Wednesday, February 22, 2017

The Married Woman's Guide to a Happier Afterlife

Abby Fabiaschi, I Liked My Life: a Novel

Maddy Starling doesn’t let mere physical death stop her mothering her family. She keeps monitoring her husband and daughter, trying to comfort young Eve through her grief, and helping Brady audition for his second wife. But Maddy’s family can’t move on. They haven’t yet reconciled why anyone, much less their high-spirited and involved wife and mother, would commit suicide just hours after buying ingredients for next Sunday’s dinner.

Abby Fabiaschi’s debut novel is probably directed at a primarily female audience. I say this not disparagingly, but in recognition that women have always been America’s chief producers and consumers of fiction. I also recognize that Fabiaschi’s story doesn’t follow the guy-friendly pattern of rising action, climactic conflict, and resolution. Instead it’s made of moments, a cascading pattern of highs and lows, much like a relationship. Or like life.

Though disembodied, Maddy remains a presence in her family’s life. Not just in their memory, either; her new semi-omniscience couples with an ability to subconsciously nudge loved ones, letting her continue providing the guidance they’ve grown accustomed to. Brady and Eve are both driven Type-A personalities, who needed Maddy’s influence to soften their interactions. Now father and daughter must learn to get along without Mommy to grease the gears.

Brady climbed the corporate ladder to become CFO to a ranking Massachusetts corporation (I missed what they do). He excused his marathon hours behind necessity: if I stop working, my family will lose its creature comforts. But with Maddy gone, Brady realizes he doesn’t really know the family he’s supported. Worse, he doesn’t know himself, because he’s buried his personality behind responsibilities. And he can’t heal if he can’t learn.

Sixteen-year-old Eve’s youth of privilege ends abruptly when she discovers that not money, but Maddy, protected her from life’s sharp edges. Suddenly the endless round of high-school athletics, gossip, and boyfriends seems hollow. She begins a quest most girls don’t begin until after college, the quest for meaning intrinsic to herself. As she discovers a family history of mental illness and self-destruction, that meaning seems increasingly elusive.

Abby Fabiaschi
Lesser novelists might have written this novel on maudlin themes of loss and heartbreak, of learning to build a “new normal” without the foundations we previously took for granted. Fabiaschi front-loads those themes into early chapters, then dispenses with them quickly. For her, the gap between reality and expectation, between the reality of purpose and the illusion of control, matters more. These characters learn having purpose means sacrificing treasured illusions.

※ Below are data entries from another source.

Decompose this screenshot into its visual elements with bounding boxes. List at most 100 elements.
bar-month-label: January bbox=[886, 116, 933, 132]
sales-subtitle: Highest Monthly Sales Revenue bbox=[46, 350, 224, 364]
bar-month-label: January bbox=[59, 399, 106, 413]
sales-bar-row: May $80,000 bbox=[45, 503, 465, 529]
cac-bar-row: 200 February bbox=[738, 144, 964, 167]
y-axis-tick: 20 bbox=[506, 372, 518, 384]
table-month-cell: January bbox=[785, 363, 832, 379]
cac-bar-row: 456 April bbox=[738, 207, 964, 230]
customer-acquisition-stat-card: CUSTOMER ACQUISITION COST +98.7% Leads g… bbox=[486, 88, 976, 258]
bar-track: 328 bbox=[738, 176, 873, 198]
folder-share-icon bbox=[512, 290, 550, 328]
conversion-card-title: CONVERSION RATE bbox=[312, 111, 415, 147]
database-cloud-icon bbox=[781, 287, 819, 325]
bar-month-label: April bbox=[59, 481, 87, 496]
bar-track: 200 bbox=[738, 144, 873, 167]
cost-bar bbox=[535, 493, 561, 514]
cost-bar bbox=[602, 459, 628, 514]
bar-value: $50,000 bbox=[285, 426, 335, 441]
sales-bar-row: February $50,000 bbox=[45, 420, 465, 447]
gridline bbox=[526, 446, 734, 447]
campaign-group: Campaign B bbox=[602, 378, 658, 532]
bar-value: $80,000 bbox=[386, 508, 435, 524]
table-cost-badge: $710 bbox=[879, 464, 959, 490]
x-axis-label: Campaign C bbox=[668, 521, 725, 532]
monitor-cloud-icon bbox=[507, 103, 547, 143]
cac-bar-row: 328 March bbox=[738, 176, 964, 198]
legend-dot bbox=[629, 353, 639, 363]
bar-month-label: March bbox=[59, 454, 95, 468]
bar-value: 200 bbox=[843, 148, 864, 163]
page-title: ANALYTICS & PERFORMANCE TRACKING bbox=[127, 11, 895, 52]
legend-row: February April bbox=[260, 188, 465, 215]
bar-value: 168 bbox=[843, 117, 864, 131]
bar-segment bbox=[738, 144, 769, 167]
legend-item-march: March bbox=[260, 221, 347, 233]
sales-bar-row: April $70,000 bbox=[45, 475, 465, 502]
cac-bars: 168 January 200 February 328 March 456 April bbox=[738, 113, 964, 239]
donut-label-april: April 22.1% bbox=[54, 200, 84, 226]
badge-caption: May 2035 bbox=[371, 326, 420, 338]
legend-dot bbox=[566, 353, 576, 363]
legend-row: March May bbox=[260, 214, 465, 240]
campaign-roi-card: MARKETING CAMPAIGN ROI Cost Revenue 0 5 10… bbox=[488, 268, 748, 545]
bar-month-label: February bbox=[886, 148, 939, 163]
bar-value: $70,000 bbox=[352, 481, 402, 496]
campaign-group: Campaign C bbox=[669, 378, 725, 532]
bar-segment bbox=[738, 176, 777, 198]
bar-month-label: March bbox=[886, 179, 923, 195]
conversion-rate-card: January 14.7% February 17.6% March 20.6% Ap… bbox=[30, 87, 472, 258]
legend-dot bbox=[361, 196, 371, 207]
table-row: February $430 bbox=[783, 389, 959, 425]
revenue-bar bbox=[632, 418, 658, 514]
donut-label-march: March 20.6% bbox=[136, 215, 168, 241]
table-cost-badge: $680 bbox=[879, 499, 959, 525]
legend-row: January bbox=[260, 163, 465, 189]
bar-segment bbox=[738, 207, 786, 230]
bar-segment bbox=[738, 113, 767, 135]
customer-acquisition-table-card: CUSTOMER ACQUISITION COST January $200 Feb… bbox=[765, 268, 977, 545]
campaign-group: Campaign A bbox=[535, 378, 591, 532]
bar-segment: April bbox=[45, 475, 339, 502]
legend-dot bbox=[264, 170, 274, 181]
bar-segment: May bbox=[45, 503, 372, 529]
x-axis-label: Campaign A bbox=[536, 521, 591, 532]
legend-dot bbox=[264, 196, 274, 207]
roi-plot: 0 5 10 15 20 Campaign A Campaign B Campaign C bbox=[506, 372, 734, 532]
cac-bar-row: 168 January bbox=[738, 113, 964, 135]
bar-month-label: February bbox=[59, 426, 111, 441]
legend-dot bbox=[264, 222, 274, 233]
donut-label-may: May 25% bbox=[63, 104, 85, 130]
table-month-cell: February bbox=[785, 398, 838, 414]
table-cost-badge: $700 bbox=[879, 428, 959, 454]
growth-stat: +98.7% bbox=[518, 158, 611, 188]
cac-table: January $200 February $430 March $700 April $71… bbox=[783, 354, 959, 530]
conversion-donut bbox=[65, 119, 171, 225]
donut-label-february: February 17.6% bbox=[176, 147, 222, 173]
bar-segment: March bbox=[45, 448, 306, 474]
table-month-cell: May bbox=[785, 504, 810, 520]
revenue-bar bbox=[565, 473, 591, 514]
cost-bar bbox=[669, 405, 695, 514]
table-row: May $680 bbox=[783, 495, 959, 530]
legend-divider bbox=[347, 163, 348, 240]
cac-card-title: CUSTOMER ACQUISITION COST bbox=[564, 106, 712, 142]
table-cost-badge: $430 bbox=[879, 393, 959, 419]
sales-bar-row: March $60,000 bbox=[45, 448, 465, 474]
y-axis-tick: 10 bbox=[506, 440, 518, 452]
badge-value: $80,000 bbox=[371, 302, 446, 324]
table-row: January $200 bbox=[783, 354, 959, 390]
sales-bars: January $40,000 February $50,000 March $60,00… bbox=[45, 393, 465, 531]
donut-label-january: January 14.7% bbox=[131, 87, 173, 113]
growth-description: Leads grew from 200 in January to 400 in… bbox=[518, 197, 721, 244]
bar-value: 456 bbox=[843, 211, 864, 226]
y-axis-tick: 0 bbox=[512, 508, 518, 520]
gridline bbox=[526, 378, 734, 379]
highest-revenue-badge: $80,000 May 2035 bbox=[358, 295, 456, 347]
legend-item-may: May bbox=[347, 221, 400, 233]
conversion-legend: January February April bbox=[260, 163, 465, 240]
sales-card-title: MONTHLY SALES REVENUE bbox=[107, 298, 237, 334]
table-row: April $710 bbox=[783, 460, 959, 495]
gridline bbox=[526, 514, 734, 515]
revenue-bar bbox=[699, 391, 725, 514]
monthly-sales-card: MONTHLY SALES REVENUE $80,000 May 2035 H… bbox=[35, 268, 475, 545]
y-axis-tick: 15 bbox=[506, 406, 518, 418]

Admittedly, early chapters could try readers’ patience. Eve and Brady begin the novel newly bereaved, casting about impotently for blame and explanations, that is, for illusions of control. It’s necessary to face these early chapters to have the payoff that comes later, but audiences weaned on rising action may find such introspection maudlin. Don’t be fooled. These characters invite us on their journey, and it starts in their bleakest moments.

Rising action is, arguably, readers’ illusion of control. The well-framed, writerly structure comforts us in believing the work was constructed, as Roland Barthes put it, “theologically,” with a purpose inherent to the author. When reality has us casting about helplessly, reducing us all to agnostics, at least everything we read has conscious control. At times throughout this book, we wonder if that’s true. Fabiaschi, to her credit, lets us wonder.

Interspersed among this story, told by rotating first-person narrators, the theme of Maddy’s death remains persistent. Not only does her suicide seem unmotivated, her means—jumping off Wellesley College’s library roof—seems more symbolic than practical. Though Maddy tells one-third of the novel herself, she remains remarkably cagey about the exact circumstances. Experienced readers know that, the longer a secret is withheld, the bigger it better be.

In a rare surprise for literary fiction, the twist reveal proves sufficient to reward readers’ interest. No, I won’t reveal what the characters have to earn. But suffice to say, it brings what they’ve discovered about Maddy’s life to a culmination. It emphasizes the characters’ faith in justice and purpose has merit. Though committedly unreligious, the Starlings trust the universe has an arc of justice, which will reward their unknowing.

The epilogue makes me suspect this novel has autobiographical elements. But not many. Fabiaschi creates a literary, magic-realist fantasy of incisively realistic proportions. She invites us to confront grief and loss, but also life’s annoying tendency to persist. And she reminds us that the times which most incline us toward despair are the moments that most infuse life with meaning.